Lucy-Desi Center director Gunderson makes case for comedy at Chautauqua Speaks

When Chautauqua County native Journey Gunderson began her tenure as director of the Lucille Ball-Desi Arnaz Center for Comedy in Jamestown, N.Y., in 2011, Jamestown Post-Journal reporter Stacy Stauffer described her as “a fresh breeze.”
Considering the success of the 2011 celebration of Lucille Ball’s 100th birthday and the plans for the August 2012 Lucille Ball Festival of Comedy, Gunderson is an imaginative and efficient breeze — perhaps a strong wind — blowing away cobwebs and generating new energy for the Center’s future.
On Thursday at the 9:15 a.m. Chautauqua Speaks program at the Chautauqua Women’s Club, Gunderson will be “Making A Case For Comedy.” She will not discuss the art of comedy, though that is the art the Center cultivates and preserves. Rather, she will describe the vision for the Center as it strives to become an incubator for comics, an entertainment venue and eventually the National Comedy Museum and Hall of Fame.
“We want to be the Cooperstown of Comedy,” she said referring to the Baseball Hall of Fame in Cooperstown, N.Y.
Gunderson described Ball as a shrewd businesswoman.
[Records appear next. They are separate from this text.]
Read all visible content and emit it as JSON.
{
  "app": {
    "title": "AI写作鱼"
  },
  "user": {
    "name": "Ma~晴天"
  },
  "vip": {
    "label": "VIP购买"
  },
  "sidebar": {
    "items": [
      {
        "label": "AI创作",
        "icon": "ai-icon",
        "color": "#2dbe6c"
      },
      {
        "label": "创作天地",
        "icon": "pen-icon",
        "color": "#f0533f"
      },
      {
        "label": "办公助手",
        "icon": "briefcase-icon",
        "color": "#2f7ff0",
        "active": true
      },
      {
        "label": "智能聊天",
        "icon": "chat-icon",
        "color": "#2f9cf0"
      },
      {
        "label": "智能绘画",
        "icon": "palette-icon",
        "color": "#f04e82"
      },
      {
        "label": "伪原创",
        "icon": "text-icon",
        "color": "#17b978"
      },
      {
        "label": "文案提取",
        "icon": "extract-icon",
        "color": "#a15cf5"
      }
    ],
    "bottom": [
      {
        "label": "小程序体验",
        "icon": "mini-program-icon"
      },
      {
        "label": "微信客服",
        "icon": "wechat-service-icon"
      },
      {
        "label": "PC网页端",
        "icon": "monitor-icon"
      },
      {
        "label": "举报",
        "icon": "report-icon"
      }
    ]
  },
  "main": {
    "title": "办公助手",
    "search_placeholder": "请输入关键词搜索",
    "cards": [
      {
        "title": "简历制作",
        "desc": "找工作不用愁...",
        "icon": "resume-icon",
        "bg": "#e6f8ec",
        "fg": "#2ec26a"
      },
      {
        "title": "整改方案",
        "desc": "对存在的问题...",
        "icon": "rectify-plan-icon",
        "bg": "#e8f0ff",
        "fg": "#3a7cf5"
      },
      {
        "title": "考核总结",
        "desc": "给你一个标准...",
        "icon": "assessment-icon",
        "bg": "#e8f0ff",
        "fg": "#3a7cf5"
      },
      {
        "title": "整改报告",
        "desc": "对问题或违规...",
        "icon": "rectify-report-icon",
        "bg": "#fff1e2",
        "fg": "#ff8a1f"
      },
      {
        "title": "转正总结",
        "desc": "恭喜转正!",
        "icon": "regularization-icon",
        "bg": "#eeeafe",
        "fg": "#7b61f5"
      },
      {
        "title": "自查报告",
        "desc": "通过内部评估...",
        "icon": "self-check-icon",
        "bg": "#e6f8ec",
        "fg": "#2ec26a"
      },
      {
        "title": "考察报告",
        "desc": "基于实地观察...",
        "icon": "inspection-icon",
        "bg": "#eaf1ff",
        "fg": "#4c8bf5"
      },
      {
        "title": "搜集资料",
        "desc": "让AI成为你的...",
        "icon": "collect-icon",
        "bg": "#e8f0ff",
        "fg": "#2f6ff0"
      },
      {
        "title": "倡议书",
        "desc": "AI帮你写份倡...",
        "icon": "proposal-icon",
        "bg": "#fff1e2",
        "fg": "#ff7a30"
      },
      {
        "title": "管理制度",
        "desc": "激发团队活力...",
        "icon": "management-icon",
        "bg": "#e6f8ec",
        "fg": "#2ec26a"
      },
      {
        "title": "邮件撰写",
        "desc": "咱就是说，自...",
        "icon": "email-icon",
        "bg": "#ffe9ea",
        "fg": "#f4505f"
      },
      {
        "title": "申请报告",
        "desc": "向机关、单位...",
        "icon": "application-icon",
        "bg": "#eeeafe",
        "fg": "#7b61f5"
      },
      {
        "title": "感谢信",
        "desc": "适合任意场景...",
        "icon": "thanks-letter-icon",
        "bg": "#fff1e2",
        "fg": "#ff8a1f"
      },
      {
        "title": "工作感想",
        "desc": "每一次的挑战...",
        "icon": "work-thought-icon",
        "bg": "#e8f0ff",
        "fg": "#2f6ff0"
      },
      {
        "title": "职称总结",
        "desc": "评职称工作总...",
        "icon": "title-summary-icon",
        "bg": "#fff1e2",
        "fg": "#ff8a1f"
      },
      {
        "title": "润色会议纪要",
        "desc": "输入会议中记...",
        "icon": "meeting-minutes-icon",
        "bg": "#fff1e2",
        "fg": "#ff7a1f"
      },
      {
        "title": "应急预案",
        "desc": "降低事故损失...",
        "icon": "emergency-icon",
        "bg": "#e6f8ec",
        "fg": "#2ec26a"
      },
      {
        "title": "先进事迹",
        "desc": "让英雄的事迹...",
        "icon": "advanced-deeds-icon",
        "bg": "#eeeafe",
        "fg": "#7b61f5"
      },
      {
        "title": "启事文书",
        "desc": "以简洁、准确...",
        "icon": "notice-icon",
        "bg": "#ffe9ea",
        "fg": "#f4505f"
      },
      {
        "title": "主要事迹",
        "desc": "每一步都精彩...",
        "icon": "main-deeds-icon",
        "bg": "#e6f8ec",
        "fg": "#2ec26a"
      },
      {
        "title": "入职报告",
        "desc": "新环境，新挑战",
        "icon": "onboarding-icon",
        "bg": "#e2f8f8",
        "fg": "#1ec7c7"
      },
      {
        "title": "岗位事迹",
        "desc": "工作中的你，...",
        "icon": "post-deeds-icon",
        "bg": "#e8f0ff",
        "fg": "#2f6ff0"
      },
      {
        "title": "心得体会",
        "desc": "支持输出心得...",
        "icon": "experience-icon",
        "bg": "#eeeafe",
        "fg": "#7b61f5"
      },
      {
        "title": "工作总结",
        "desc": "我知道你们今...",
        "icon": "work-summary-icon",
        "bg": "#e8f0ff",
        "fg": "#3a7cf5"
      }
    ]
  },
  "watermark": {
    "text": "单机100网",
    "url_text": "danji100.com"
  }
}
She said the Center’s goals are a translation of Ball’s perception that the Center would have to be more than a museum attraction.
Born and raised in Chautauqua County, Gunderson grew up in Bemus Point where she lives now with her husband, Jason Toczydlowski, director of marketing and guest services at the Athenaeum Hotel. She enjoys a long connection with Chautauqua Institution. Her grandmother Winnie Lewellen was for many years Wensley House housemother.
A graduate of Ithaca College, Gunderson majored in sports information and communications. She was editorial director and web producer for the Women’s Sports Foundation in New York.
In 2010, Gunderson received the Alumni Leadership & Service Award from the Ithaca College Department of Sport Management and Media. She is a two-time National Health Foundation Information Awards Gold Award-winner.
So often young women and men leave their smaller hometowns and bring their talent and potential to bigger cities. There is something reassuring about Gunderson’s return to the Jamestown area. Perhaps she is part of an avant-garde of young men and women who will bring their substantial ability home.